El Sistema Nacional Anticorrupción nació muerto. El hecho de que haya sido instalado el Comité Coordinador de ese sistema anticorrupción sin fiscal es una mala señal.

Más lo es que la ley aprobada no le haya dado a ese órgano la autonomía necesaria para investigar sin ningún tipo de atadura o compromiso político.

La decapitación confirma que la reforma constitucional de 2015 —en su origen pensada para crear una poderosa estructura capaz de combatir la corrupción e impunidad— terminó como rehén de intereses y negociaciones políticas del más alto nivel.

La tardanza en nombrar al fiscal anticorrupción solo puede explicarse por la resistencia de los partidos a elegir a un abogado con la suficiente independencia política, valor y fuerza moral para procesar a los funcionarios públicos de todos los niveles y sin importar el peso político que ostenten.

Para el ciudadano, todo este devaneo significa una sola cosa: que no existe voluntad política para extirpar de la entraña nacional la corrupción y, menos, para poner fin a la impunidad.

Todo esta resistencia deja ver a senadores, diputados, gobernadores y altos funcionarios ansiosos por proteger intereses ilegítimos. Por cuidar sociedades y compadrazgos, pero despreocupados por el daño que la corrupción ha causado y sigue causando al país.

Decir que la corrupción cuesta a México —como lo señalan distintas fuentes— el 10 por ciento de su producto interno bruto puede no decir mucho. Pero sí lo dice el daño que causa a la democracia y a la economía. También dice mucho la forma como profundiza la pobreza y ensancha la desigualdad social; cómo impide abatir la violencia y mina la confianza en las instituciones.

Los políticos no entienden que no entienden. Y no acaban de entender que el desprecio que siente la sociedad hacia la política se debe a que ha convertido el ejercicio público en un botín, a que se ambiciona llegar a un cargo con el único interés de enriquecerse y a que la corrupción tiene un elevado costo para la calidad de vida del ciudadano.

Tal vez a ese estado de confort y de inconsciencia se deba que a unos cuantos meses de que inicie el proceso para elegir al próximo presidente de México a ningún partido le interese resolver uno de los problemas nacionales que más ofende y tiene lastimado al electorado.

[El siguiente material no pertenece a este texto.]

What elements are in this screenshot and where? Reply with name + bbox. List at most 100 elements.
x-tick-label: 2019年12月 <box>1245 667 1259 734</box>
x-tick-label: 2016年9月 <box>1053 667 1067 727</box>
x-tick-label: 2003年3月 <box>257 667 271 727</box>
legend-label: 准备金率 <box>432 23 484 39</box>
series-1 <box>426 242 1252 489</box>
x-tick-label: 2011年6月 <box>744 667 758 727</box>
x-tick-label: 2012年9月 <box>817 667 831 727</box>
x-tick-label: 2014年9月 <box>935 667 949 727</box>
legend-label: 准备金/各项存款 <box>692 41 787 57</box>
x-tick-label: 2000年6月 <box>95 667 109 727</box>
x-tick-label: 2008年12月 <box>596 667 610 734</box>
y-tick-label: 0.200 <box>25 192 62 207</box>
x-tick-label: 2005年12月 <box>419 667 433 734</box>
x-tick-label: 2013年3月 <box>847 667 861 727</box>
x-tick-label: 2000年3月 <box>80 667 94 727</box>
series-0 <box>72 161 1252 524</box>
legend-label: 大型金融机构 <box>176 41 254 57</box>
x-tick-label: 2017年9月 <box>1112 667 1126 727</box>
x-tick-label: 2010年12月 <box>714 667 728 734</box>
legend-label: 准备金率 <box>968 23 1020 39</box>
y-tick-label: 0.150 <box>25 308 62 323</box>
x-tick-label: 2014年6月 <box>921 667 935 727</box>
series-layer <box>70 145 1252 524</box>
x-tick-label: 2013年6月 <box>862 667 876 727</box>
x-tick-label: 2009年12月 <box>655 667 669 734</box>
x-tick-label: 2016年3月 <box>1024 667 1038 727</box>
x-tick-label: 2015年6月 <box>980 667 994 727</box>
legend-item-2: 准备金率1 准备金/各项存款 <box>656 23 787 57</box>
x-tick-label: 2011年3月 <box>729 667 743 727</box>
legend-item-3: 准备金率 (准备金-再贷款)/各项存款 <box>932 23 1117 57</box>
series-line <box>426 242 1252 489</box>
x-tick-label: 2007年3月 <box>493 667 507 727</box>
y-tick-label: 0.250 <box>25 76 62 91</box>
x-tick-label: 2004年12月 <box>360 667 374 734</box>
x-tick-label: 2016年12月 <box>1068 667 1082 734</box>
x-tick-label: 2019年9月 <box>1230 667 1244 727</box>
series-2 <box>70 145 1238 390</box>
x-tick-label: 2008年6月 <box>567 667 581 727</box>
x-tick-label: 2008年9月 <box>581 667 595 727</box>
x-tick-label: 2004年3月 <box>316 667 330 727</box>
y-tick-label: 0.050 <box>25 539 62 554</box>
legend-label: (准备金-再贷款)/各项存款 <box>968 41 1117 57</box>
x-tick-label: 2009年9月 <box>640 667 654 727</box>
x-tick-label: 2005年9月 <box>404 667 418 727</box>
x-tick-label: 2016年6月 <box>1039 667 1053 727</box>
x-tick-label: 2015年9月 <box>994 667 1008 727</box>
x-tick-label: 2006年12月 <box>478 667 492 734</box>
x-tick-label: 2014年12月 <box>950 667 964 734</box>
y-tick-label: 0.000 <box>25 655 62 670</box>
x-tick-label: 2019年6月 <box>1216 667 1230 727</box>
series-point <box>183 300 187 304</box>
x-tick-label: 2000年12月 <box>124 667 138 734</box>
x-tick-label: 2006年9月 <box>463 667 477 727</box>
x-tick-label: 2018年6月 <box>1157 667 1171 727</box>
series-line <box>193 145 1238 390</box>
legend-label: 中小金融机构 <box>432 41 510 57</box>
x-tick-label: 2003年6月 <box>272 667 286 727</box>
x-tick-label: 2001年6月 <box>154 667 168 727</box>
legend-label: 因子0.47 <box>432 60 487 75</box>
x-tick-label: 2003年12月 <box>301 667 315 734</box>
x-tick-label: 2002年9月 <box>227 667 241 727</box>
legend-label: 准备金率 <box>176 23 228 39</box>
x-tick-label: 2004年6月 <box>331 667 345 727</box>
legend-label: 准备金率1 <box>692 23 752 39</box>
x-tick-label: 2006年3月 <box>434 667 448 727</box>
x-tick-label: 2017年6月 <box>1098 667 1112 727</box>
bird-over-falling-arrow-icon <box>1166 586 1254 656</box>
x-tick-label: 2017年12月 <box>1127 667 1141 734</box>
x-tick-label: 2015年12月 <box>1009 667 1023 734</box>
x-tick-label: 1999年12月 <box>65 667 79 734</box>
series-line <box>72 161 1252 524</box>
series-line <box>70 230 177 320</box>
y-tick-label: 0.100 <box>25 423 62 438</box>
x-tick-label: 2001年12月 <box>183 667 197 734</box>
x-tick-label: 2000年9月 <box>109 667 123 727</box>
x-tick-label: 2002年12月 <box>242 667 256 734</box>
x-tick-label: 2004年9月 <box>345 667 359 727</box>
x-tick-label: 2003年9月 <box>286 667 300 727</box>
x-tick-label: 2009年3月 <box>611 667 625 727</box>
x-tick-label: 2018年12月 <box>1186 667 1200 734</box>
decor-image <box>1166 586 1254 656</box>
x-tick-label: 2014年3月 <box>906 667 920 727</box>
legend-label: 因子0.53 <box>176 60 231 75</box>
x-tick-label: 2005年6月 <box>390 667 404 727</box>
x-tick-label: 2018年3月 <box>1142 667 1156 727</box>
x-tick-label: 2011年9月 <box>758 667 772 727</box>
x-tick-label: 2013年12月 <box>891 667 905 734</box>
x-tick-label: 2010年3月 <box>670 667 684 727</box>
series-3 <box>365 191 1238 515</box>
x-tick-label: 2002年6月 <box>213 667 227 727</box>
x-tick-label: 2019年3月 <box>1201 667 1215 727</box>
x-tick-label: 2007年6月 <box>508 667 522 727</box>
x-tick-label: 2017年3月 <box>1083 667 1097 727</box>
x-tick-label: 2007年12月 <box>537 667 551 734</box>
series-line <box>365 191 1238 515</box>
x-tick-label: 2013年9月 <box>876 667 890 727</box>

La corrupción en México ya no es solo un tema nacional sino internacional. La imagen país, el costo país, la confianza país, el menosprecio país están directamente relacionados con el desprestigio de sus políticos y también, hay que decirlo, de muchos de sus ciudadanos.

La corrupción de los mexicanos se discute en los parlamentos y en los congresos de otras naciones. En una audiencia ante el Comité de Seguridad Interna del Senado norteamericano, el secretario de Seguridad de Estados Unidos, John Kelly, dijo que la corrupción, junto con la violencia, son los problemas más importantes que tiene México. Sin embargo, al Congreso mexicano eso parece valerle madres.

La Junta de Coordinación Política del Senado decidió aplazar para después de Semana Santa la elección del fiscal. El coordinador de la fracción parlamentaria del PAN, Fernando Herrera, dijo que buscan acercar posiciones para darle al titular la mayor autonomía posible.

Lo cierto es que no existe, por parte de las distintas fuerzas políticas, voluntad para avanzar en la materia. Mientras en el discurso hablan de honestidad y transparencia, en la práctica los legisladores trabajan a favor de la corrupción y de la impunidad.

Aplazar por tercera ocasión el nombramiento del fiscal, sacar de la chistera pretextos y justificaciones para evitar construir una entidad absolutamente independiente, resistente a las presiones y ajena a los compromisos, deja ver hasta dónde llegan los hilos de una red que tiene a México postrado.